Dynamic Mattresses - For those with MS at moderate to high-risk of skin breakdown
A dynamic mattress is constructed of a series of air bladders inflated by an air pump. These system redistribute pressure for the prevention and treatment of stages I-IV pressure injuries. Dynamic mattresses involve at least one of the following technologies: fluidized air, alternating pressure or lateral rotation (side-to-side turning).
• Alternating Pressure with Low Air Loss: Alternating Pressure is constructed of a series of air bladders change the pressures under the patient for pressure redistribution. As one set of bladders inflates, the other set deflates in timed cycles. This way the pressure under any part of the body is relieved on a regular basis. Low air loss: The alternating pressure air bladders have small lasered holes that allow a small amount of air to rises through the special cover on a continuous basis. Low AIr Loss helps to control moisture (like sweating). and helps dissipate heat.
• Lateral Rotation with Low Air Loss: This type of mattress rotates the patient side to side in timed cycles. One side of the mattress inflates lifting the patient up to a 40 degree angle, the system returns to flat and then lifts the other side, turning the person in the bed from side to side. Lateral rotation is normally used for patients with lung problems and that lie flat.
SEE DIFFERENCE BETWEEN LATERAL ROTATION AND ALTERNATING PRESSURE
• Low Air Loss: is an essential companion therapy for a person with MS at moderate to high risk of skin breakdown. Low AIr Loss helps reduce heat build-up and moisture between the body and the bed.

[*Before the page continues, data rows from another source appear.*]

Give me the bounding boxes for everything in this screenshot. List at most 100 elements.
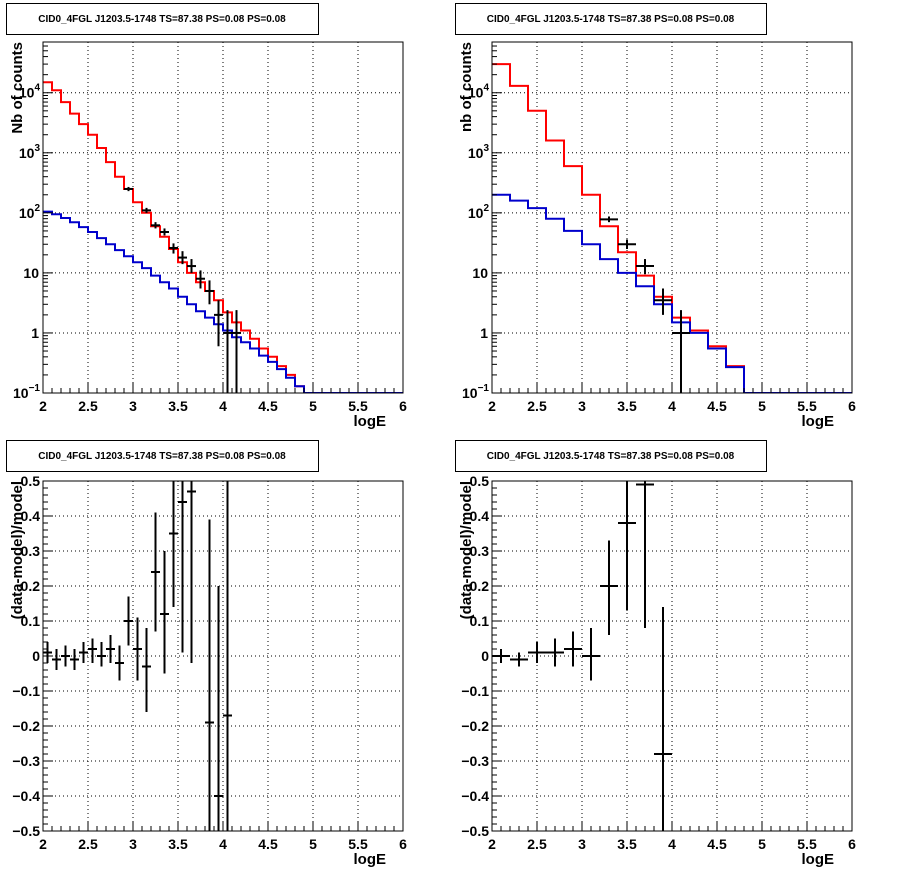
y-tick-label: 103 [468,143,490,161]
data-point [106,635,115,663]
data-point [115,645,124,681]
x-axis-title: logE [802,851,835,868]
data-point [582,628,600,681]
y-tick-label: −0.3 [461,753,489,769]
data-point [70,649,79,670]
x-tick-label: 6 [399,398,407,414]
plot-area [43,481,232,831]
data-point [214,300,223,347]
plot-area [492,481,672,831]
x-tick-label: 4 [219,398,227,414]
data-point [564,631,582,667]
x-axis: 2 2.5 3 3.5 4 4.5 5 5.5 6 logE [488,821,856,868]
x-tick-label: 5.5 [348,836,368,852]
x-tick-label: 4.5 [707,398,727,414]
y-axis: −0.5 −0.4 −0.3 −0.2 −0.1 0 0.1 0.2 0.3 0.4 0.5(dat… [9,473,53,839]
y-tick-label: 0 [481,648,489,664]
chart-panel-bottom-right: CID0_4FGL J1203.5-1748 TS=87.38 PS=0.08 … [455,440,856,868]
x-tick-label: 3 [129,398,137,414]
x-tick-label: 2.5 [527,836,547,852]
data-point [169,481,178,607]
data-point [142,628,151,712]
data-point [636,481,654,628]
plot-area [492,63,852,393]
data-point [133,617,142,681]
data-point [151,512,160,632]
x-tick-label: 5.5 [797,398,817,414]
y-tick-label: 10 [472,265,488,281]
data-point [618,481,636,611]
series-line-model_component [492,193,852,393]
y-tick-label: 0.1 [21,613,41,629]
data-point [151,222,160,229]
y-axis: −0.5 −0.4 −0.3 −0.2 −0.1 0 0.1 0.2 0.3 0.4 0.5(dat… [458,473,502,839]
data-point [672,310,690,393]
chart-panel-top-left: CID0_4FGL J1203.5-1748 TS=87.38 PS=0.08 … [6,3,407,430]
data-point [600,540,618,635]
x-tick-label: 5 [309,836,317,852]
data-point [654,288,672,315]
data-point [187,481,196,663]
data-point [79,642,88,663]
grid [43,42,403,393]
chart-title: CID0_4FGL J1203.5-1748 TS=87.38 PS=0.08 … [6,3,319,35]
x-tick-label: 5.5 [797,836,817,852]
chart-panel-top-right: CID0_4FGL J1203.5-1748 TS=87.38 PS=0.08 … [455,3,856,430]
y-tick-label: 0.5 [21,473,41,489]
x-tick-label: 3 [578,836,586,852]
x-tick-label: 2 [39,836,47,852]
data-point [618,239,636,250]
y-tick-label: 104 [468,83,490,101]
y-tick-label: 0.4 [470,508,490,524]
y-tick-label: 0 [32,648,40,664]
y-tick-label: 0.5 [470,473,490,489]
data-point [636,259,654,275]
x-tick-label: 6 [848,836,856,852]
y-tick-label: 0.1 [470,613,490,629]
x-tick-label: 5 [309,398,317,414]
y-tick-label: 0.3 [21,543,41,559]
x-tick-label: 2.5 [78,836,98,852]
chart-panel-bottom-left: CID0_4FGL J1203.5-1748 TS=87.38 PS=0.08 … [6,440,407,868]
y-tick-label: 102 [468,203,490,221]
y-tick-label: −0.2 [12,718,40,734]
title-text: CID0_4FGL J1203.5-1748 TS=87.38 PS=0.08 … [38,451,286,462]
data-point [232,310,241,393]
x-tick-label: 4.5 [707,836,727,852]
data-point [52,649,61,670]
data-point [178,481,187,653]
x-tick-label: 4.5 [258,398,278,414]
x-tick-label: 4 [668,398,676,414]
y-tick-label: 104 [19,83,41,101]
title-box [6,3,319,35]
x-tick-label: 3.5 [617,398,637,414]
title-text: CID0_4FGL J1203.5-1748 TS=87.38 PS=0.08 … [38,14,286,25]
data-point [97,642,106,667]
series-line-model_total [492,63,852,393]
y-axis-title: (data-model)/model [9,481,26,619]
x-tick-label: 6 [399,836,407,852]
x-tick-label: 2 [39,398,47,414]
y-tick-label: −0.1 [12,683,40,699]
y-axis-title: Nb of counts [9,42,26,134]
y-tick-label: 10 [23,265,39,281]
y-tick-label: 0.2 [470,578,490,594]
y-tick-label: 10−1 [462,383,489,401]
grid [492,481,852,831]
chart-title: CID0_4FGL J1203.5-1748 TS=87.38 PS=0.08 … [455,3,767,35]
data-point [214,586,223,831]
data-point [142,207,151,213]
x-axis: 2 2.5 3 3.5 4 4.5 5 5.5 6 logE [488,383,856,430]
chart-title: CID0_4FGL J1203.5-1748 TS=87.38 PS=0.08 … [455,440,767,472]
x-tick-label: 2 [488,836,496,852]
data-point [205,519,214,831]
y-tick-label: −0.4 [12,788,40,804]
data-point [528,642,546,663]
y-tick-label: −0.2 [461,718,489,734]
data-point [654,607,672,831]
title-box [455,440,767,472]
x-tick-label: 4 [219,836,227,852]
y-tick-label: 0.3 [470,543,490,559]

Excessive heat and moisture are prime contributing factors in the development of a bed sore and must be addressed.
• Air Fluidized Therapy (AFT): involves blowing warmed air through a bed of tiny silicone beads creating a surface that is like a “waterbed” but with warm air blowing up through it continuously. This type of surface is used mostly in health care institutions for patients either with very severe (unstageable) pressure ulcers (bedsores), burns or flap surgery to close large wounds. The air in AFT therapy is heated. The heat can be adjusted so that people with MS can use these surfaces, but they carry some risk of overheating. Lowering the ambient room temperature can moderately help compensate. Alternating pressure and lateral rotation mattress systems are not heated. Therefore, heat intolerance is not as much of an issue with these mattresses.
None of the information above is meant to diagnose or treat any condition. Always refer to your physician when seeking medical advice.